22. 文件读取

Ran原创2025/12/1...大约 13 分钟

1. 手动创建文件

在任意地点创建一个 .txt 文件，只要保证后续 .py 文件和该 .txt 文件在同一目录即可。

文件内容如下：

1,2,3,4,5,6,7,8,9,0
0,9,8,7,6,5,4,3,2,1

python,c++,c,java,c#,html,css,javascript,php
社会，公正，民主，法治，文明，友善，和谐

注意文件内容里的符号是中文/英文

2. 基础 open() 操作

open() 是默认读取模式，后面会系统讲解。

file = open('bornforthis.txt')

注意：文件有打开就有关闭 file.close()

2.1 read()

用途：read() 可以直接读取打开的文件中的所有内容，如果需要指定字符数量，则用 read(size) 来指定。

不指定 size

file = open('bornforthis.txt')
content = file.read()              # read 可以读取整个文件
print(content)

输出：

1,2,3,4,5,6,7,8,9,0
0,9,8,7,6,5,4,3,2,1

python,c++,c,java,c#,html,css,javascript,php
绀句細锛屽叕姝ｏ紝姘戜富锛屾硶娌伙紝鏂囨槑锛屽弸鍠勶紝鍜岃皭

更改：

file = open('bornforthis.txt', encoding='utf-8')
content = file.read()              # read 可以读取整个文件
print(content)

# -------output-------
1,2,3,4,5,6,7,8,9,0
0,9,8,7,6,5,4,3,2,1

python,c++,c,java,c#,html,css,javascript,php
社会，公正，民主，法治，文明，友善，和谐

指定 size

file = open('bornforthis.txt', encoding='utf-8')
content = file.read(10)              # read 可以读取整个文件
print(content)

# -------output-------
1,2,3,4,5,

size 将字母、数字、标点符号、换行、空格、汉字等都算进去，记为 1 个字符。

Windows 读取乱码/编码报错

读取乱码
报编码错误，类似如下情况：

Traceback (most recent call last):
  File "/Users/huangjiabao/Books/code.py", line 2, in <module>
    file.read()
  File "<frozen codecs>", line 322, in decode
UnicodeDecodeError: 'utf-8' codec can't decode byte 0xce in position 0: invalid continuation byte

上述两个问题同时解决：

通过在 open 函数中添加 encoding='utf-8' ，即可实现成功运行。

file = open('bornforthis.txt', encoding='utf-8')
content = file.read()              # read 可以读取整个文件
print(content)

2.2 read() 优缺点

2.2.1 优点

语句简单易用
便于一次性读取和处理小文件
无需逐行处理，read() 可以全部读取
read() 返回的是字符串，方便对字符串进行操作
兼容性好

2.2.2 缺点

处理大型文件时内存消耗过大，且容易卡死，因为该方法将整个文件一次性读取到内存中。
无法对文件内容分批处理
无法逐行处理数据
不适合流式读取

文件结束符（EOF）处理问题：使用该方法读取文件后，文件指针在文件末尾，如果需要继续读取文件时，需要手动重置文件指针到开始或指定位置。
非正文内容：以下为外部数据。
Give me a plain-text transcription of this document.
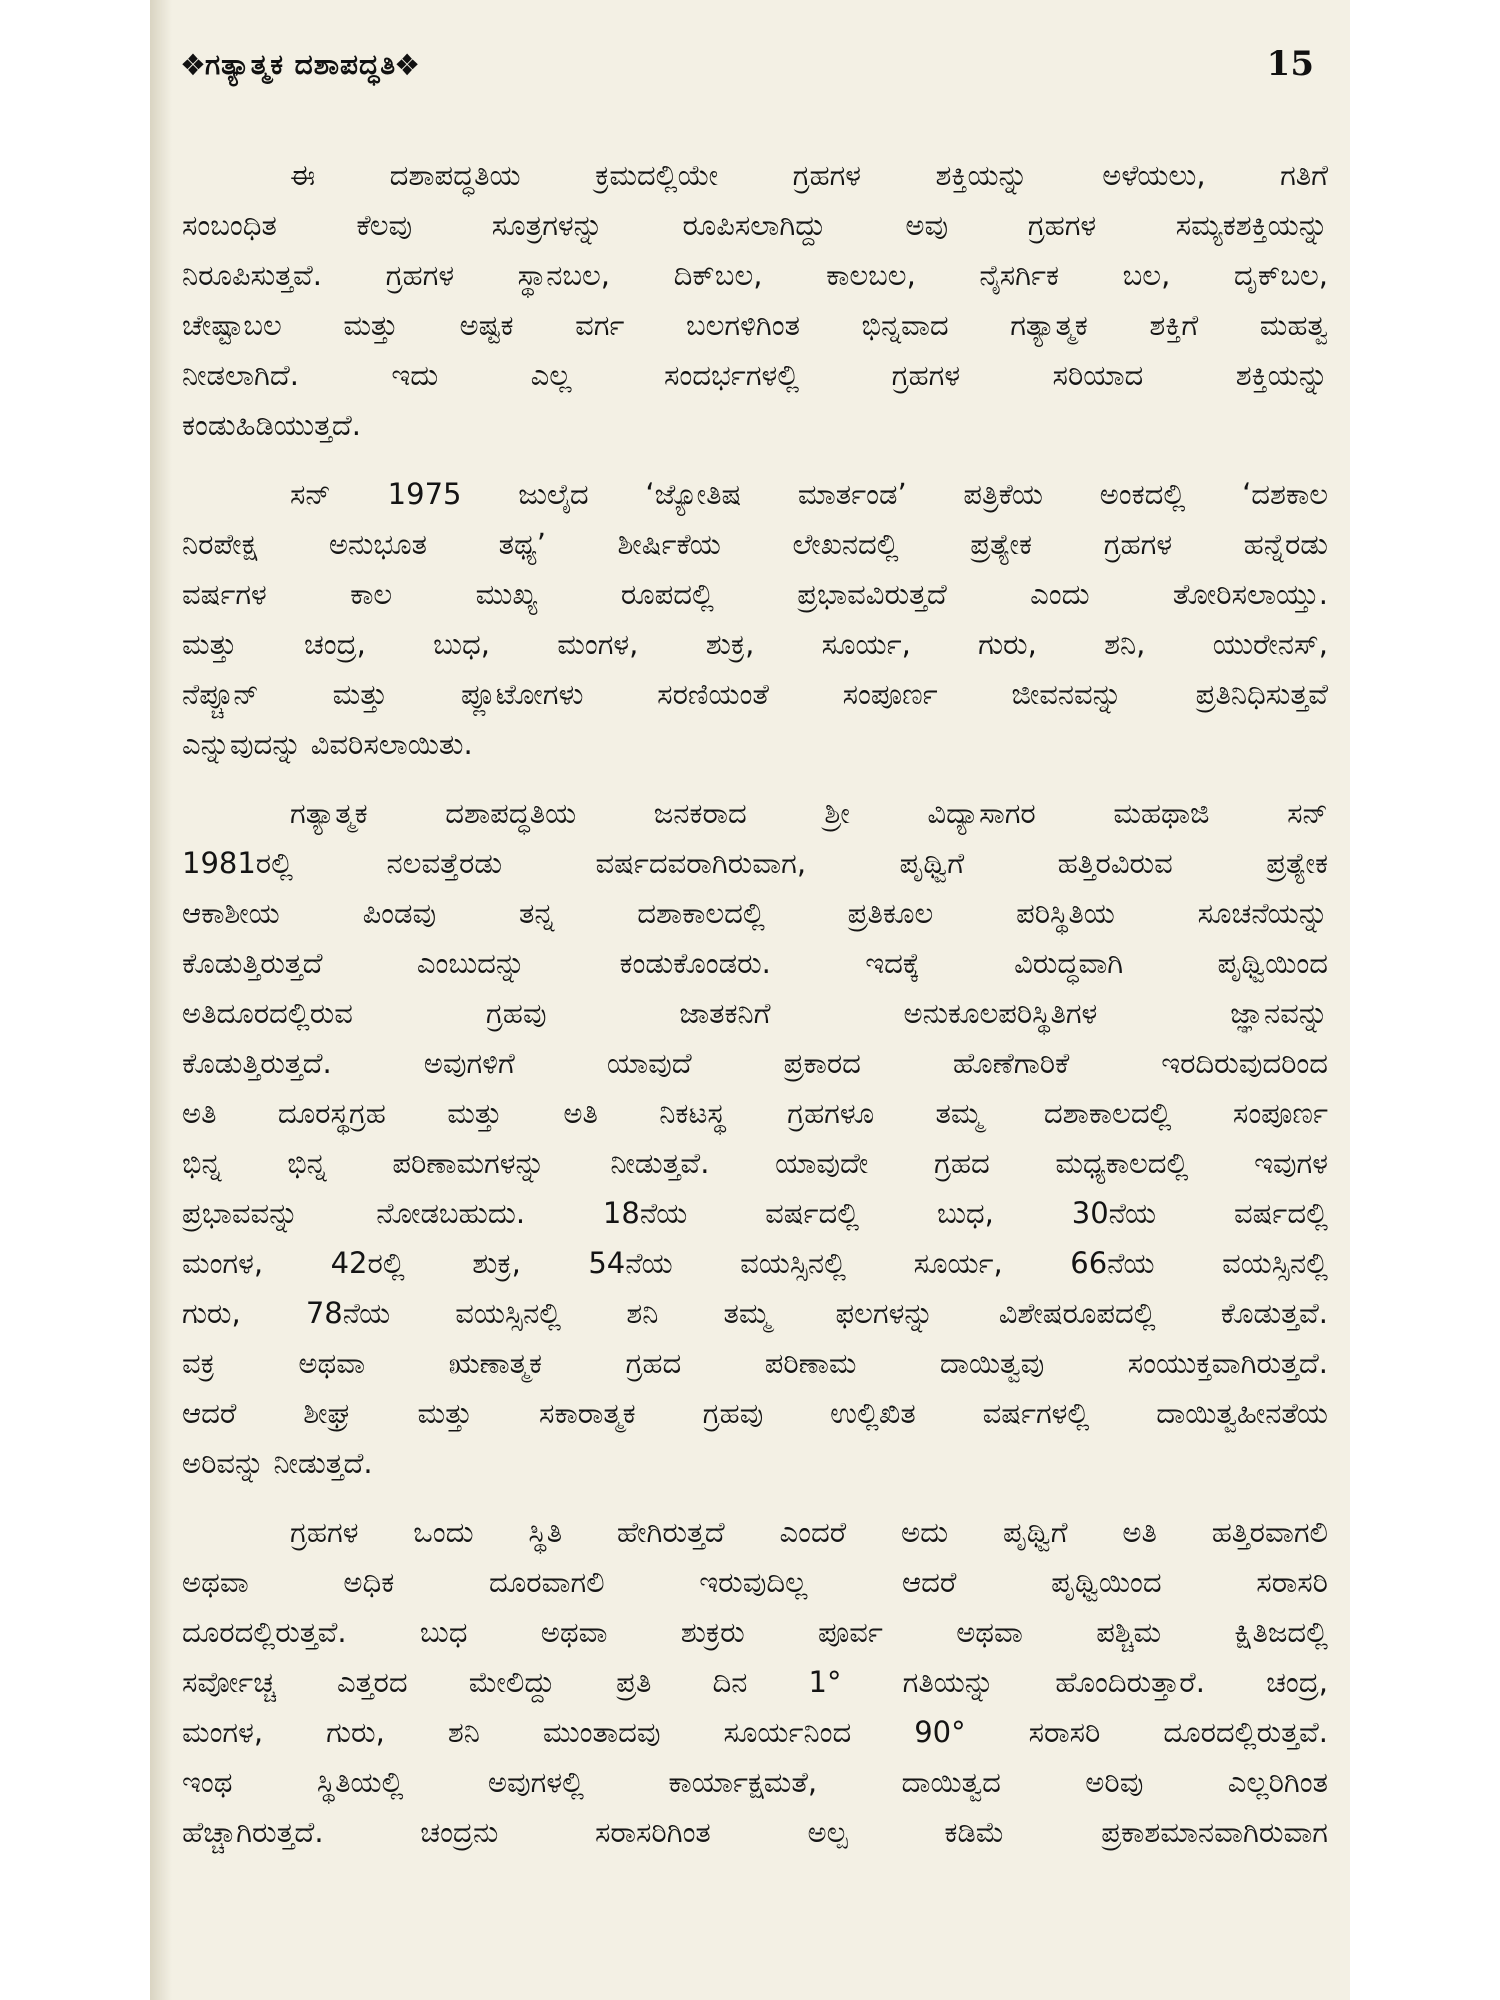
❖ಗತ್ಯಾತ್ಮಕ ದಶಾಪದ್ಧತಿ❖	15
ಈ ದಶಾಪದ್ಧತಿಯ ಕ್ರಮದಲ್ಲಿಯೇ ಗ್ರಹಗಳ ಶಕ್ತಿಯನ್ನು ಅಳೆಯಲು, ಗತಿಗೆ
ಸಂಬಂಧಿತ ಕೆಲವು ಸೂತ್ರಗಳನ್ನು ರೂಪಿಸಲಾಗಿದ್ದು ಅವು ಗ್ರಹಗಳ ಸಮ್ಯಕಶಕ್ತಿಯನ್ನು
ನಿರೂಪಿಸುತ್ತವೆ. ಗ್ರಹಗಳ ಸ್ಥಾನಬಲ, ದಿಕ್‌ಬಲ, ಕಾಲಬಲ, ನೈಸರ್ಗಿಕ ಬಲ, ದೃಕ್‌ಬಲ,
ಚೇಷ್ಟಾಬಲ ಮತ್ತು ಅಷ್ಟಕ ವರ್ಗ ಬಲಗಳಿಗಿಂತ ಭಿನ್ನವಾದ ಗತ್ಯಾತ್ಮಕ ಶಕ್ತಿಗೆ ಮಹತ್ವ
ನೀಡಲಾಗಿದೆ. ಇದು ಎಲ್ಲ ಸಂದರ್ಭಗಳಲ್ಲಿ ಗ್ರಹಗಳ ಸರಿಯಾದ ಶಕ್ತಿಯನ್ನು
ಕಂಡುಹಿಡಿಯುತ್ತದೆ.
ಸನ್ 1975 ಜುಲೈದ ‘ಜ್ಯೋತಿಷ ಮಾರ್ತಂಡ’ ಪತ್ರಿಕೆಯ ಅಂಕದಲ್ಲಿ ‘ದಶಕಾಲ
ನಿರಪೇಕ್ಷ ಅನುಭೂತ ತಥ್ಯ’ ಶೀರ್ಷಿಕೆಯ ಲೇಖನದಲ್ಲಿ ಪ್ರತ್ಯೇಕ ಗ್ರಹಗಳ ಹನ್ನೆರಡು
ವರ್ಷಗಳ ಕಾಲ ಮುಖ್ಯ ರೂಪದಲ್ಲಿ ಪ್ರಭಾವವಿರುತ್ತದೆ ಎಂದು ತೋರಿಸಲಾಯ್ತು.
ಮತ್ತು ಚಂದ್ರ, ಬುಧ, ಮಂಗಳ, ಶುಕ್ರ, ಸೂರ್ಯ, ಗುರು, ಶನಿ, ಯುರೇನಸ್,
ನೆಪ್ಚೂನ್ ಮತ್ತು ಪ್ಲೂಟೋಗಳು ಸರಣಿಯಂತೆ ಸಂಪೂರ್ಣ ಜೀವನವನ್ನು ಪ್ರತಿನಿಧಿಸುತ್ತವೆ
ಎನ್ನುವುದನ್ನು ವಿವರಿಸಲಾಯಿತು.
ಗತ್ಯಾತ್ಮಕ ದಶಾಪದ್ಧತಿಯ ಜನಕರಾದ ಶ್ರೀ ವಿದ್ಯಾಸಾಗರ ಮಹಥಾಜಿ ಸನ್
1981ರಲ್ಲಿ ನಲವತ್ತೆರಡು ವರ್ಷದವರಾಗಿರುವಾಗ, ಪೃಥ್ವಿಗೆ ಹತ್ತಿರವಿರುವ ಪ್ರತ್ಯೇಕ
ಆಕಾಶೀಯ ಪಿಂಡವು ತನ್ನ ದಶಾಕಾಲದಲ್ಲಿ ಪ್ರತಿಕೂಲ ಪರಿಸ್ಥಿತಿಯ ಸೂಚನೆಯನ್ನು
ಕೊಡುತ್ತಿರುತ್ತದೆ ಎಂಬುದನ್ನು ಕಂಡುಕೊಂಡರು. ಇದಕ್ಕೆ ವಿರುದ್ಧವಾಗಿ ಪೃಥ್ವಿಯಿಂದ
ಅತಿದೂರದಲ್ಲಿರುವ ಗ್ರಹವು ಜಾತಕನಿಗೆ ಅನುಕೂಲಪರಿಸ್ಥಿತಿಗಳ ಜ್ಞಾನವನ್ನು
ಕೊಡುತ್ತಿರುತ್ತದೆ. ಅವುಗಳಿಗೆ ಯಾವುದೆ ಪ್ರಕಾರದ ಹೊಣೆಗಾರಿಕೆ ಇರದಿರುವುದರಿಂದ
ಅತಿ ದೂರಸ್ಥಗ್ರಹ ಮತ್ತು ಅತಿ ನಿಕಟಸ್ಥ ಗ್ರಹಗಳೂ ತಮ್ಮ ದಶಾಕಾಲದಲ್ಲಿ ಸಂಪೂರ್ಣ
ಭಿನ್ನ ಭಿನ್ನ ಪರಿಣಾಮಗಳನ್ನು ನೀಡುತ್ತವೆ. ಯಾವುದೇ ಗ್ರಹದ ಮಧ್ಯಕಾಲದಲ್ಲಿ ಇವುಗಳ
ಪ್ರಭಾವವನ್ನು ನೋಡಬಹುದು. 18ನೆಯ ವರ್ಷದಲ್ಲಿ ಬುಧ, 30ನೆಯ ವರ್ಷದಲ್ಲಿ
ಮಂಗಳ, 42ರಲ್ಲಿ ಶುಕ್ರ, 54ನೆಯ ವಯಸ್ಸಿನಲ್ಲಿ ಸೂರ್ಯ, 66ನೆಯ ವಯಸ್ಸಿನಲ್ಲಿ
ಗುರು, 78ನೆಯ ವಯಸ್ಸಿನಲ್ಲಿ ಶನಿ ತಮ್ಮ ಫಲಗಳನ್ನು ವಿಶೇಷರೂಪದಲ್ಲಿ ಕೊಡುತ್ತವೆ.
ವಕ್ರ ಅಥವಾ ಋಣಾತ್ಮಕ ಗ್ರಹದ ಪರಿಣಾಮ ದಾಯಿತ್ವವು ಸಂಯುಕ್ತವಾಗಿರುತ್ತದೆ.
ಆದರೆ ಶೀಘ್ರ ಮತ್ತು ಸಕಾರಾತ್ಮಕ ಗ್ರಹವು ಉಲ್ಲಿಖಿತ ವರ್ಷಗಳಲ್ಲಿ ದಾಯಿತ್ವಹೀನತೆಯ
ಅರಿವನ್ನು ನೀಡುತ್ತದೆ.
ಗ್ರಹಗಳ ಒಂದು ಸ್ಥಿತಿ ಹೇಗಿರುತ್ತದೆ ಎಂದರೆ ಅದು ಪೃಥ್ವಿಗೆ ಅತಿ ಹತ್ತಿರವಾಗಲಿ
ಅಥವಾ ಅಧಿಕ ದೂರವಾಗಲಿ ಇರುವುದಿಲ್ಲ ಆದರೆ ಪೃಥ್ವಿಯಿಂದ ಸರಾಸರಿ
ದೂರದಲ್ಲಿರುತ್ತವೆ. ಬುಧ ಅಥವಾ ಶುಕ್ರರು ಪೂರ್ವ ಅಥವಾ ಪಶ್ಚಿಮ ಕ್ಷಿತಿಜದಲ್ಲಿ
ಸರ್ವೋಚ್ಚ ಎತ್ತರದ ಮೇಲಿದ್ದು ಪ್ರತಿ ದಿನ 1° ಗತಿಯನ್ನು ಹೊಂದಿರುತ್ತಾರೆ. ಚಂದ್ರ,
ಮಂಗಳ, ಗುರು, ಶನಿ ಮುಂತಾದವು ಸೂರ್ಯನಿಂದ 90° ಸರಾಸರಿ ದೂರದಲ್ಲಿರುತ್ತವೆ.
ಇಂಥ ಸ್ಥಿತಿಯಲ್ಲಿ ಅವುಗಳಲ್ಲಿ ಕಾರ್ಯಾಕ್ಷಮತೆ, ದಾಯಿತ್ವದ ಅರಿವು ಎಲ್ಲರಿಗಿಂತ
ಹೆಚ್ಚಾಗಿರುತ್ತದೆ. ಚಂದ್ರನು ಸರಾಸರಿಗಿಂತ ಅಲ್ಪ ಕಡಿಮೆ ಪ್ರಕಾಶಮಾನವಾಗಿರುವಾಗ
否则再次调用读取的方法可能会返回空值或抛出异常。

file = open('bornforthis.txt', encoding='utf-8')
content = file.read()
print(f'第一次读取：{content}')


content = file.read()
print(f'第二次读取：{content}')
file.close()

# -------output-------
第一次读取：1,2,3,4,5,6,7,8,9,0
0,9,8,7,6,5,4,3,2,1

python,c++,c,java,c#,html,css,javascript,php
社会，公正，民主，法治，文明，友善，和谐

第二次读取：

解决方法1： 再次 open 文件

file = open('bornforthis.txt', encoding='utf-8')
content = file.read()
print(f'第一次读取：{content}')
file.close()

file = open('bornforthis.txt', encoding='utf-8')
content = file.read()
print(f'第二次读取：{content}')
file.close()

# -------output-------
第一次读取：1,2,3,4,5,6,7,8,9,0
0,9,8,7,6,5,4,3,2,1

python,c++,c,java,c#,html,css,javascript,php
社会，公正，民主，法治，文明，友善，和谐

第二次读取：1,2,3,4,5,6,7,8,9,0
0,9,8,7,6,5,4,3,2,1

python,c++,c,java,c#,html,css,javascript,php
社会，公正，民主，法治，文明，友善，和谐

解决方法2： 使用 seek 控制指针回到文件开头

file = open('bornforthis.txt', encoding='utf-8')
content = file.read()
print(f'第一次读取：{content}')

file.seek(0)

content = file.read()
print(f'第二次读取：{content}')
file.close()

# -------output-------
第一次读取：1,2,3,4,5,6,7,8,9,0
0,9,8,7,6,5,4,3,2,1

python,c++,c,java,c#,html,css,javascript,php
社会，公正，民主，法治，文明，友善，和谐

第二次读取：1,2,3,4,5,6,7,8,9,0
0,9,8,7,6,5,4,3,2,1

python,c++,c,java,c#,html,css,javascript,php
社会，公正，民主，法治，文明，友善，和谐

2.3 read() 的分块读取

2.3.1 手动分块读取

上文提到 read() 会一次性读取文件全部内容，导致内存占用过大或卡顿问题。

分块读取（chunked reading）是解决这一问题的常用方式。

file = open('bornforthis.txt', encoding='utf-8')
content = file.read(10)
print(f'第一次读取：{content}')

content = file.read(10)
print(f'第二次读取：{content}')
file.close()

# -------output-------
第一次读取：1,2,3,4,5,
第二次读取：6,7,8,9,0

2.3.2 任务：解决大文件读取问题

目标：使用函数+循环的方式实现 read 的分块读取；
需求：给你一个大文件，你要实现一个函数来分块读取文件所有内容。换句话说：实现的函数最后输出的内容是文件的全部内容，但是实际实现则是分块读取！

循环+len()

自动分块读取就是在手动读取的基础上添加循环，那么循环结束的标志如何确定。此处可以用 len(content) 小于 size 辅助确定。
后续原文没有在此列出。